Soudan : l'Arabie saoudite et les Emirats craignent par-dessus tout le chaos

franceinfo avec AFP
Ryad et Abou Dhabi, allergiques aux bouleversements politiques, se sont résignés à la chute du président soudanais Omar el-Béchir. Mais ils craignent une descente aux enfers du pays, qui déstabiliserait la Corne de l'Afrique et nuirait à leurs intérêts. Ils souhaitent avant tout que la stabilité revienne.

"Ces dernières années, le Soudan est devenu plus important stratégiquement pour les Etats du Golfe. La chute de Béchir est donc par définition un moment charnière", souligne Elizabeth Dickinson, analyste à l'International Crisis Group (ICG). De son côté, Andreas Krieg, maître de conférence à l'Ecole des études de sécurité du King's College à Londres, abonde dans ce sens en faisant état d'une période "d'incertitude" pour les monarchies pétrolières.

Après plusieurs jours de silence, le royaume saoudien et son allié émirati ont réagi prudemment le 14 avril 2019, au nom de la "stabilité", au départ de Béchir qui a été écarté par l'armée soudanaise sous la pression de la rue.
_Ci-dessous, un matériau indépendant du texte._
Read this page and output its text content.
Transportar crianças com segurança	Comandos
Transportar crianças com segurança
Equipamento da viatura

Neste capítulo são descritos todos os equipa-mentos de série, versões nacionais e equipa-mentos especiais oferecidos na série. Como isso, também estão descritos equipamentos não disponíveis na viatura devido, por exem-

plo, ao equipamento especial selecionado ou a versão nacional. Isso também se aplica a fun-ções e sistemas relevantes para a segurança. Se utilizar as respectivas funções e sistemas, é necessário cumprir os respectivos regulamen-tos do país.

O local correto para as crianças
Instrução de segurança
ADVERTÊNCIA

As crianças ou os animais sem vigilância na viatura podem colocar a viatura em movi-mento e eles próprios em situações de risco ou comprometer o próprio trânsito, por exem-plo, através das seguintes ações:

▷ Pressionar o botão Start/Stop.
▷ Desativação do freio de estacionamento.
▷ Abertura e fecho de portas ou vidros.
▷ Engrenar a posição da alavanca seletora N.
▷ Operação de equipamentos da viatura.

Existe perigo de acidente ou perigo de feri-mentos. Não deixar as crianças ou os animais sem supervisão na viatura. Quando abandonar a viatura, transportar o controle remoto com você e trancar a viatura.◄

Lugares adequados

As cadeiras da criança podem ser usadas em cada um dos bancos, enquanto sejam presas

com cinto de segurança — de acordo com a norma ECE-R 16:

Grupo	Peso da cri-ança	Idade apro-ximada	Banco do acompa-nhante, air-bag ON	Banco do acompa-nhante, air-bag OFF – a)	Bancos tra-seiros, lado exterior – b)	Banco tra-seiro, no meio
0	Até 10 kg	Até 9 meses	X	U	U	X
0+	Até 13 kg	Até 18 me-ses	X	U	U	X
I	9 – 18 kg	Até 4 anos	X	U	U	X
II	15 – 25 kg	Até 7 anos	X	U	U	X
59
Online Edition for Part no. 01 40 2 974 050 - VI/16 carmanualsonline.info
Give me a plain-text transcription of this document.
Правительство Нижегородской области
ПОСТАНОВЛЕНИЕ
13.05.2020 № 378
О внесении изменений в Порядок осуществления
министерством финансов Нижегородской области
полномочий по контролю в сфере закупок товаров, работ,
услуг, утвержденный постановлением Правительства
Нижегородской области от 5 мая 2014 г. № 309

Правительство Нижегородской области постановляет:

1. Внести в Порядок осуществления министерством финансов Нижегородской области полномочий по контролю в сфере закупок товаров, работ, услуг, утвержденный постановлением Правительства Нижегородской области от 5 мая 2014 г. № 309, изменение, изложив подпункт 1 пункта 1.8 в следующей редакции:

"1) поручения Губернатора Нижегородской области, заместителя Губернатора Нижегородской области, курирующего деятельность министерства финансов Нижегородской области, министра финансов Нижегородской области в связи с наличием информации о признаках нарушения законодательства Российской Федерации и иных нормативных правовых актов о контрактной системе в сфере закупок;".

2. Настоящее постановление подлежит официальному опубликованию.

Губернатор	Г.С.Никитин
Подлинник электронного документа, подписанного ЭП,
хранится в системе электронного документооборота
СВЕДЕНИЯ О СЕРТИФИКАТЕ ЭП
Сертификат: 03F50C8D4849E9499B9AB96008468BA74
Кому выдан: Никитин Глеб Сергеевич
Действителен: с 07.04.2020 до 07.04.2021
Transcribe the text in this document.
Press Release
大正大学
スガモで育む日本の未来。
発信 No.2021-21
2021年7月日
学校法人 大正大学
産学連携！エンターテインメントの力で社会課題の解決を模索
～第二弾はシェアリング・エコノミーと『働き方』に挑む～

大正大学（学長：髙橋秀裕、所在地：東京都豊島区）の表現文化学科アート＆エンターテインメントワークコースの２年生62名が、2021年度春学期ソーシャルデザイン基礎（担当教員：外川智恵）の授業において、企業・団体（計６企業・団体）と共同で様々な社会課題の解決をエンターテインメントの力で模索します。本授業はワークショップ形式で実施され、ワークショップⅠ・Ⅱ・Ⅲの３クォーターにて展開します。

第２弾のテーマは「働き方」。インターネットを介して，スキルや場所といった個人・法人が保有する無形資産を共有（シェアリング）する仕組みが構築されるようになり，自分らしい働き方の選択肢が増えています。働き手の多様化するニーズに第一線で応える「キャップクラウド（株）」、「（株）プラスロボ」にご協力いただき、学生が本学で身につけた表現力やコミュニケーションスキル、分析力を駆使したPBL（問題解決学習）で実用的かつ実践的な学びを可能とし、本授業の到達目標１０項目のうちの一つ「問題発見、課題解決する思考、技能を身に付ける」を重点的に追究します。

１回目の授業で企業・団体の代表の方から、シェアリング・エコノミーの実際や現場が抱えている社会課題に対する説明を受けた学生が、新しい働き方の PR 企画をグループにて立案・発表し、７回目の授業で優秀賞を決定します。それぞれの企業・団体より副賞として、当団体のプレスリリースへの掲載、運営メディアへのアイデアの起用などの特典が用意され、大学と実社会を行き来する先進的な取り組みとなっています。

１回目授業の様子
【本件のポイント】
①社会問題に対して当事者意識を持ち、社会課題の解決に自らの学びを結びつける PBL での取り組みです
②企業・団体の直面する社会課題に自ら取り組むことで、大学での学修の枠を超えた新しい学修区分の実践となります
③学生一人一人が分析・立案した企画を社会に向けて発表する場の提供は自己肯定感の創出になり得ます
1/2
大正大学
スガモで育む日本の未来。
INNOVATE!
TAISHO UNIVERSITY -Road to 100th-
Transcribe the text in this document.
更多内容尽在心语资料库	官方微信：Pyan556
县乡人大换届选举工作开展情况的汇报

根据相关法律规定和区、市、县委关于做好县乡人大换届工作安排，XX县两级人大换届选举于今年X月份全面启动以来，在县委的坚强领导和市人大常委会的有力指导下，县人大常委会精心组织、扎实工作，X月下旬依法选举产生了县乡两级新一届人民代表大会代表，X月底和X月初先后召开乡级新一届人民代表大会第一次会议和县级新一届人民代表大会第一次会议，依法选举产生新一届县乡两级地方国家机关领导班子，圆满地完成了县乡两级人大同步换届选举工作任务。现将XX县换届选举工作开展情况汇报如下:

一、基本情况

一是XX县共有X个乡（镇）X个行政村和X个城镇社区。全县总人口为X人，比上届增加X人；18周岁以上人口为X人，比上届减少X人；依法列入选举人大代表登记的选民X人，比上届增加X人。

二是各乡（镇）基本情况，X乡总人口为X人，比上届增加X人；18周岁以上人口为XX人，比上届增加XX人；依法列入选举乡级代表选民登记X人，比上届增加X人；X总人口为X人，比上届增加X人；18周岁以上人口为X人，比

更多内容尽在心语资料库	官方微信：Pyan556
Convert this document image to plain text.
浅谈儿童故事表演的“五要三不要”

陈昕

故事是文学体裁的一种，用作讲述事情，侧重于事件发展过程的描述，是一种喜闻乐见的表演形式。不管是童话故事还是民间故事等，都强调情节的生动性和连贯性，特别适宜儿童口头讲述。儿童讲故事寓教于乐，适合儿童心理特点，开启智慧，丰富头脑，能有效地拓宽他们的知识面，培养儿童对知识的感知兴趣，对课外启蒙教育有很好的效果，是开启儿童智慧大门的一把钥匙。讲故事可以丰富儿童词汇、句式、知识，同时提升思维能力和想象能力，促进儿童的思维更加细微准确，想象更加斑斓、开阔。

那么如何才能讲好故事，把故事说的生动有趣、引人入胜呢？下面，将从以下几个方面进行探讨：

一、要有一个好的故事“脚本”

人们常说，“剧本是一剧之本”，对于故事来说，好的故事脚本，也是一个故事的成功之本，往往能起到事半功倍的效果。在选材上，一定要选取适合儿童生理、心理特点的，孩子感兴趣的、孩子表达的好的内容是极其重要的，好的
De son côté, le Qatar, qui a eu une certaine influence sur le régime de Béchir avant que celui-ci ne se rapproche de Ryad, observe un silence gêné : un grave différend l'oppose depuis près de deux ans à ses voisins saoudien et émirati.

Dans des termes soigneusement choisis, l'Arabie saoudite et les Emirats ont dit leur "soutien au peuple soudanais". Ils ont exprimé l'espoir d'une "transition pacifique" et formulé de vagues promesses d'aide au pays qui s'enfonce chaque jour un peu plus dans un chaos économique. En clair, ils pratiquent l'attentisme.